Re: Belted Z axis conversion for Ender-3
April 30, 2019 07:30AM
I am following this very interesting thread.
@klcjr89 can I ask you haw much you payed for the worm gear and the gear?

thank you
Andrea
Re: Belted Z axis conversion for Ender-3
April 30, 2019 07:37AM
Have you considered another bearing the other side of the belt pulley? There's goingtobe a fair measure of twist on that stub axle from the belt tension.
Re: Belted Z axis conversion for Ender-3
April 30, 2019 07:38AM
Me too. Please keep us informed on well (or not) it goes (videos/piccies wanted winking smiley )
Re: Belted Z axis conversion for Ender-3
April 30, 2019 09:18AM
Quote
claustro
I am following this very interesting thread.
@klcjr89 can I ask you haw much you payed for the worm gear and the gear?

thank you
Andrea

The part numbers are in the pic: [reprap.org]

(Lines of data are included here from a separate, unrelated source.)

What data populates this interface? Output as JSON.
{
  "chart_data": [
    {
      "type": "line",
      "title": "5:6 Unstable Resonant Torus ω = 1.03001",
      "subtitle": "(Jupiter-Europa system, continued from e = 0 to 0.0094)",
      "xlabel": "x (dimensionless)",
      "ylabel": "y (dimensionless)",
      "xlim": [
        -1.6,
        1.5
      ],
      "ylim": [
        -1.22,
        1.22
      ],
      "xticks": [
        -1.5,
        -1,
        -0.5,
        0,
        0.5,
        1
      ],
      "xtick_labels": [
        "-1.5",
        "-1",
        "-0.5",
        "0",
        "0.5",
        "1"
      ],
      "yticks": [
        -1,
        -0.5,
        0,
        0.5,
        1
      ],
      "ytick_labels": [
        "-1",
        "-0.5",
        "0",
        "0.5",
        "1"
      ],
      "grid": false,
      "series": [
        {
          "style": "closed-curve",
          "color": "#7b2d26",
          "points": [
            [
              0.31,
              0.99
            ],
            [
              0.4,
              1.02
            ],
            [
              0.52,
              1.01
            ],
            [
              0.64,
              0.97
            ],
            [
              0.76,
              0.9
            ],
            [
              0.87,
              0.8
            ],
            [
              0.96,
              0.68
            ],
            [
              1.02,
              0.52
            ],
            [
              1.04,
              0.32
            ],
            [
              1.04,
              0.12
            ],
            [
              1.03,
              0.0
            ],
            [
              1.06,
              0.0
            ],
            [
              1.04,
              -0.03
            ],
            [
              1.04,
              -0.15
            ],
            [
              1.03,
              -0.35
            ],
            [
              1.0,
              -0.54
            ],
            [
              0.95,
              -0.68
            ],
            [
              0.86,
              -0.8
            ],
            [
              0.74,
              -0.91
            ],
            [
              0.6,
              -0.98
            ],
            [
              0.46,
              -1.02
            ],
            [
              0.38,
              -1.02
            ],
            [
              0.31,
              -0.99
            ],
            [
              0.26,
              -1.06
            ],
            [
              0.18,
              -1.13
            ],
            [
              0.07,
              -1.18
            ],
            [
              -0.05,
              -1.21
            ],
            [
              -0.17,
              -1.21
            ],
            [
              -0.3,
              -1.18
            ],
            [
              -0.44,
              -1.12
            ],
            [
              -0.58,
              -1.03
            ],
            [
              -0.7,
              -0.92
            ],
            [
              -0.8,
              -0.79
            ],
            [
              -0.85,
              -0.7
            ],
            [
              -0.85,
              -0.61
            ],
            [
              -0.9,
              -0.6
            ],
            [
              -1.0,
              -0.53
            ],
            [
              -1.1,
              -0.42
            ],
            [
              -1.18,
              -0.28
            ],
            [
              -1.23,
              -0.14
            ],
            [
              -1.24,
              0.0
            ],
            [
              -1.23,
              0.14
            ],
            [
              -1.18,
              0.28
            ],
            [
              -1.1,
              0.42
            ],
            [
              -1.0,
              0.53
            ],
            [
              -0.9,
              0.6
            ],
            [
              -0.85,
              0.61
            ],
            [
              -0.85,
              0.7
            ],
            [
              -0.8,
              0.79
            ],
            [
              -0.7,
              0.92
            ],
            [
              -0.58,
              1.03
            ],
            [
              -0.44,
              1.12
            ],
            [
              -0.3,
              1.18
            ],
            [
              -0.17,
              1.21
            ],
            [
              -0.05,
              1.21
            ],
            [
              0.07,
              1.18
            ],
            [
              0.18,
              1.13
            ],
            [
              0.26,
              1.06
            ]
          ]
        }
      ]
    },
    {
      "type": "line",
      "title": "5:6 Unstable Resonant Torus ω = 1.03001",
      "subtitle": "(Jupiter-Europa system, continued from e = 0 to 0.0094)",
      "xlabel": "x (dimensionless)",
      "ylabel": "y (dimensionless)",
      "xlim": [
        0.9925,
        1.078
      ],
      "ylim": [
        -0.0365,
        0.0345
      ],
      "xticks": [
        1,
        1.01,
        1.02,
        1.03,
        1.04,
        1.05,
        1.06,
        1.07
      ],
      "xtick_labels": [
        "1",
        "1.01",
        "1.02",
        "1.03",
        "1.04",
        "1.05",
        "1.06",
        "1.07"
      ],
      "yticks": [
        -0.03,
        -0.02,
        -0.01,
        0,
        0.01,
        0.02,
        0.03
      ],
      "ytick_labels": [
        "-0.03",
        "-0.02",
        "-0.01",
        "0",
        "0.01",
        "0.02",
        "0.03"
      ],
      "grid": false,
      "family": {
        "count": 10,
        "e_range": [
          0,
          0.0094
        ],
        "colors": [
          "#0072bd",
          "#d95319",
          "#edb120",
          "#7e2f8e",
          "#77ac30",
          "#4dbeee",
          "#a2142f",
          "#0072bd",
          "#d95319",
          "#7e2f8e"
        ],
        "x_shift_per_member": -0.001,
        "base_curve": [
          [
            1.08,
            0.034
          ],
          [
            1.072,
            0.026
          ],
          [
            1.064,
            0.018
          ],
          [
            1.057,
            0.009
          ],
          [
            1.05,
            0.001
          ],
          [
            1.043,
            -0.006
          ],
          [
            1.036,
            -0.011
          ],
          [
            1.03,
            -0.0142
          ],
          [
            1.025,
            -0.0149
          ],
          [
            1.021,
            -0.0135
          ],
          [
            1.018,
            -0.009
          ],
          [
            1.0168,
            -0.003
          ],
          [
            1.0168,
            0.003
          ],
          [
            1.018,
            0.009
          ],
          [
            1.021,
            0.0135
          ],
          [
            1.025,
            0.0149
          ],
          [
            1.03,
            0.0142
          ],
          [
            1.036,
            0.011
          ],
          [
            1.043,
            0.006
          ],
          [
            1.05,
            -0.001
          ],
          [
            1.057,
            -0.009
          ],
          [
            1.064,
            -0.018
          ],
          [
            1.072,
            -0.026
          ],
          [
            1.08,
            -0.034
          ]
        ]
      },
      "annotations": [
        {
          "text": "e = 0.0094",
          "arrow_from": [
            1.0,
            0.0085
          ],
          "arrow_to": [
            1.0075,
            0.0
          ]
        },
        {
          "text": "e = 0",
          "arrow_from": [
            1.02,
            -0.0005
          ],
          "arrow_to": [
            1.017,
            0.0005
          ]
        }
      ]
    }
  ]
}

You can google them to find the best price for your country. smiling smiley

Edit: US prices:



Edited 1 time(s). Last edit at 04/30/2019 11:32AM by klcjr89.
Re: Belted Z axis conversion for Ender-3
April 30, 2019 12:10PM
I'm no fan of flat plate printed plastic motor mounts, and I'm not too sure about separating the motor mount/worm gear from the disc gear. The last thing you want is for the relative positions of the gears to change under load because that will change the position of whatever is being lifted by the belt(s). Flimsy motor and disc gear mounts will flex and do just that.

If you're going to use printed plastic parts to hold the gears, they need to be very bulky to ensure absolute minimal flex. This is what I used in an experimental printed worm gear box:



That tiny motor was lifting the 3.5 kg bed assembly in my printer at 10-15 mm per sec.

You may have to modify the layout of the machine to accomodate a really solid printed motor mount. That's life. You either build it so it will be solid and have a chance of working properly, or you do it half-assed and increase the probability of failure.

Edited 1 time(s). Last edit at 04/30/2019 12:13PM by the_digital_dentist.


Ultra MegaMax Dominator 3D printer: [drmrehorst.blogspot.com]
Re: Belted Z axis conversion for Ender-3
April 30, 2019 12:37PM
Quote
the_digital_dentist
I'm no fan of flat plate printed plastic motor mounts, and I'm not too sure about separating the motor mount/worm gear from the disc gear. The last thing you want is for the relative positions of the gears to change under load because that will change the position of whatever is being lifted by the belt(s). Flimsy motor and disc gear mounts will flex and do just that.

If you're going to use printed plastic parts to hold the gears, they need to be very bulky to ensure absolute minimal flex. This is what I used in an experimental printed worm gear box:

That tiny motor was lifting the 3.5 kg bed assembly in my printer at 10-15 mm per sec.

You may have to modify the layout of the machine to accomodate a really solid printed motor mount. That's life. You either build it so it will be solid and have a chance of working properly, or you do it half-assed and increase the probability of failure.

You didn't answer my question here: "Is it worth going thicker on printer beds exceeding 300mm^2?"

Also, there isn't any appreciable flex when putting weight on the pulleys.

Edited 1 time(s). Last edit at 04/30/2019 12:39PM by klcjr89.